Capiamo subito che è assai più profondo di quanto ci appare, eppure
l’attrazione che esercita su di noi è potente e senza scampo. A
ogni battuta dei personaggi di questa commedia di Eduardo del 1960,
capiamo che tutti gli eccessi e la volgarità di cui sono impregnati
sono molto più prossimi a noi di quanto abbiamo mai osato pensare.
Scopriamo che il boss Antonio Barracano, cui si rivolgono
pietosi e penitenti gli abitanti del rione Sanità (quartiere di
Napoli che lui controlla), è prima di tutto un uomo con sogni,
rimpianti, amori più o meno dichiarati e aspettative per un futuro
lontano dal potere che pure in lui sembra risplendere. E per questo che, quando si trova a dover
risolvere l’ennesima faida basata sull’onore fra un padre e un
figlio, decide di non ricorrere alla violenza. Eppure è grazie alla
violenza che ha messo in atto per vendicare uno ‘sgarro’ che il
giovane Antonio, figlio e nipote di pecorai, è diventato il boss del
quartiere. Ed è sempre per merito della violenza che oggi ha una
bella casa, una famiglia cui non fa mancare nulla e il ‘rispetto’
del rione Sanità. Ma quando incontra Arturo Santaniello (il padre
della faida che Antonio vorrebbe ricomporre), che oppone la sua fiera
‘onestà’ alle richieste del sindaco del rione Sanità, ne rimane
colpito e trattiene il suo istinto che lo porterebbe a costringere
Santaniello ad accettare una pax camorristica con la forza. Lo fa
pensando che forse la strada dell’onore non passa solo per la lama di un coltello. Sarà una debolezza che Antonio Barracano pagherà con la vita, quasi
Eduardo volesse ricordarci che alcune scelte non sono reversibili,
indipendentemente dalle nostre illusioni.

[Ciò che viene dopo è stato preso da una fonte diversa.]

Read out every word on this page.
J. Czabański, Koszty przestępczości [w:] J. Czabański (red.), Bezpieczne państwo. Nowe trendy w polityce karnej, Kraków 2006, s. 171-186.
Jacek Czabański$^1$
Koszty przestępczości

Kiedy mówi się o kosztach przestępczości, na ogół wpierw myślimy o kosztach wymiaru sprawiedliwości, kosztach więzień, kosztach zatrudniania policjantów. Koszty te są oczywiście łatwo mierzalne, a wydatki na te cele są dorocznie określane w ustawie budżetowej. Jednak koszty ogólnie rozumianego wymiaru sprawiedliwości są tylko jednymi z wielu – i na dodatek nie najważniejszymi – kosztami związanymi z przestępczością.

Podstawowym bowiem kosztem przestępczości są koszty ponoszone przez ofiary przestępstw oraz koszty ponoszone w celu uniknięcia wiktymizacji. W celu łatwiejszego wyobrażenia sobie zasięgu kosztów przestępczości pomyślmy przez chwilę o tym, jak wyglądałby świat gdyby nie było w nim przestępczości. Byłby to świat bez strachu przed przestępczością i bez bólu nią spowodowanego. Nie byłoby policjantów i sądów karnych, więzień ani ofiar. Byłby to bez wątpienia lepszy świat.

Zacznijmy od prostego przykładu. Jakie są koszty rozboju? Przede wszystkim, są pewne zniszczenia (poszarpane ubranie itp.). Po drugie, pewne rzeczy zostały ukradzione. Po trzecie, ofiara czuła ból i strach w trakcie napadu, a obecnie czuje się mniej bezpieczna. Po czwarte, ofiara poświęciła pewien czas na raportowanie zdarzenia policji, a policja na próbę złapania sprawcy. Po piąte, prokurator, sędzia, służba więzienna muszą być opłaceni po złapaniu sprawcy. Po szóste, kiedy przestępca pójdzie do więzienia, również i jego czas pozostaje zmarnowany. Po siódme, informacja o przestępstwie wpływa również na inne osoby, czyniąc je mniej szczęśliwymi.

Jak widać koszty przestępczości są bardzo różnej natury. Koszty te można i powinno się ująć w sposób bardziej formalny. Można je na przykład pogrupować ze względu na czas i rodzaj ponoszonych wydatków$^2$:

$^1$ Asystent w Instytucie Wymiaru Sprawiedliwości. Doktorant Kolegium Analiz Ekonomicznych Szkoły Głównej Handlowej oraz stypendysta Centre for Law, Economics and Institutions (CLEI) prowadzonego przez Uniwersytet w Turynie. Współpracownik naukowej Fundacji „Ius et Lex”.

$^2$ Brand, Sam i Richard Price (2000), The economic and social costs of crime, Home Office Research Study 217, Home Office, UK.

La dolce amarezza con cui Eduardo De Filippo ferisce e protegge i suoi personaggi, con un tocco
che in questa pièce e paragonabile a quello di Shakespeare nel
Macbeth, è stata amplificata dalla messa in scena di Mario Martone,
con una regia che, pur attualizzando manie e debolezze dei
protagonisti di questa storia universale, rimane molto fedele al
testo, come se avesse la consapevolezza di trovarsi di fronte a un
cubo di Rubik narrativo in cui ogni lato è già arrivato alla
perfezione. Anche gli attori, Francesco Di Leva (un Antonio Barracano
molto più giovane di quello creato da Eduardo) e Massimiliano Gallo
(perfetto nel ruolo di Santaniello senior), sembrano sentire la
responsabilità del testo che indossano per noi. Perfetti nel loro
ruolo, come Martone, così attento a non inquinare il tocco eduardiano da perdere in slancio immaginifico, ma forse non ci
sono abbastanza lustri a separarci da Eduardo per osare stravolgerlo.